FIG. 6 is an enlarged perspective view of a main part when a hemispherical groove is formed.

FIG. 7 is a plan view of a ring-shaped magnet when only one opening groove is formed.

FIG. 8 is an axial cross-sectional view when opening grooves are formed on both end faces of a ring-shaped magnet.

FIG. 9 is a perspective view of a conventional magnet rotor.

FIG. 10 is an exploded perspective view of the magnet rotor.

[Explanation of symbols]

1 ring-shaped magnet 2 synthetic resin collar 3 opening groove 3a square groove 3b chamfered groove 3c hemispherical groove A ring magnet B aluminum collar

Claims (4)

[Claims] 1. A ring-shaped magnet having at least one end face formed with one or a plurality of opening grooves opened from the end face to the inner peripheral surface, and insert-molded into the inner diameter portion of the ring-shaped magnet, and the ring after the molding.
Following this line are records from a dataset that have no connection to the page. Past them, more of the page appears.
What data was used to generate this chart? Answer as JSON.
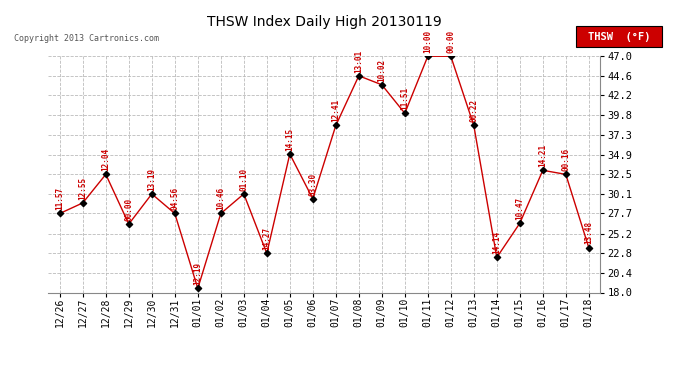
{
  "title": "THSW Index Daily High 20130119",
  "copyright": "Copyright 2013 Cartronics.com",
  "legend_label": "THSW  (°F)",
  "x_labels": [
    "12/26",
    "12/27",
    "12/28",
    "12/29",
    "12/30",
    "12/31",
    "01/01",
    "01/02",
    "01/03",
    "01/04",
    "01/05",
    "01/06",
    "01/07",
    "01/08",
    "01/09",
    "01/10",
    "01/11",
    "01/12",
    "01/13",
    "01/14",
    "01/15",
    "01/16",
    "01/17",
    "01/18"
  ],
  "y_values": [
    27.7,
    29.0,
    32.5,
    26.4,
    30.1,
    27.7,
    18.5,
    27.7,
    30.1,
    22.8,
    35.0,
    29.5,
    38.5,
    44.6,
    43.5,
    40.0,
    47.0,
    47.0,
    38.5,
    22.3,
    26.5,
    33.0,
    32.5,
    23.5
  ],
  "time_labels": [
    "11:57",
    "12:55",
    "12:04",
    "00:00",
    "13:19",
    "04:56",
    "12:19",
    "10:46",
    "01:10",
    "14:27",
    "14:15",
    "03:30",
    "12:41",
    "13:01",
    "10:02",
    "11:51",
    "10:00",
    "00:00",
    "00:22",
    "14:14",
    "10:47",
    "14:21",
    "00:16",
    "13:48"
  ],
  "y_min": 18.0,
  "y_max": 47.0,
  "y_ticks": [
    18.0,
    20.4,
    22.8,
    25.2,
    27.7,
    30.1,
    32.5,
    34.9,
    37.3,
    39.8,
    42.2,
    44.6,
    47.0
  ],
  "line_color": "#cc0000",
  "marker_color": "#000000",
  "bg_color": "#ffffff",
  "grid_color": "#bbbbbb",
  "title_color": "#000000",
  "label_color": "#cc0000",
  "legend_bg": "#cc0000",
  "legend_text_color": "#ffffff"
}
A rotor made of a synthetic resin, in which a protrusion that engages with the opening groove of the magnet is formed. 2. The magnet rotor according to claim 1, wherein the width, the depth and the depth of the opening groove are set in a range of 0.2 mm to 1.0 mm, respectively. 3. The magnetic powder contained in the ring-shaped magnet is R-
TB (where R is Nd and / or Pr, or a part of these is replaced by one or more other rare earth elements: T is a 3d group transition metal element containing Fe as a main component: B
The magnet rotor according to claim 1 or 2, wherein the magnet rotor is an intermetallic compound magnetic powder mainly composed of a rare earth metal represented by boron and a transition metal. 4. A synthetic resin is filled into the inner diameter of a ring-shaped magnet in which at least one end surface is formed with one or more opening grooves opened from the end surface to the inner peripheral surface, and the opening groove of the ring-shaped magnet is filled with the synthetic resin. A method for manufacturing a magnet rotor, comprising insert-molding a synthetic resin collar having engaging projections to engage with an inner diameter portion of a ring-shaped magnet.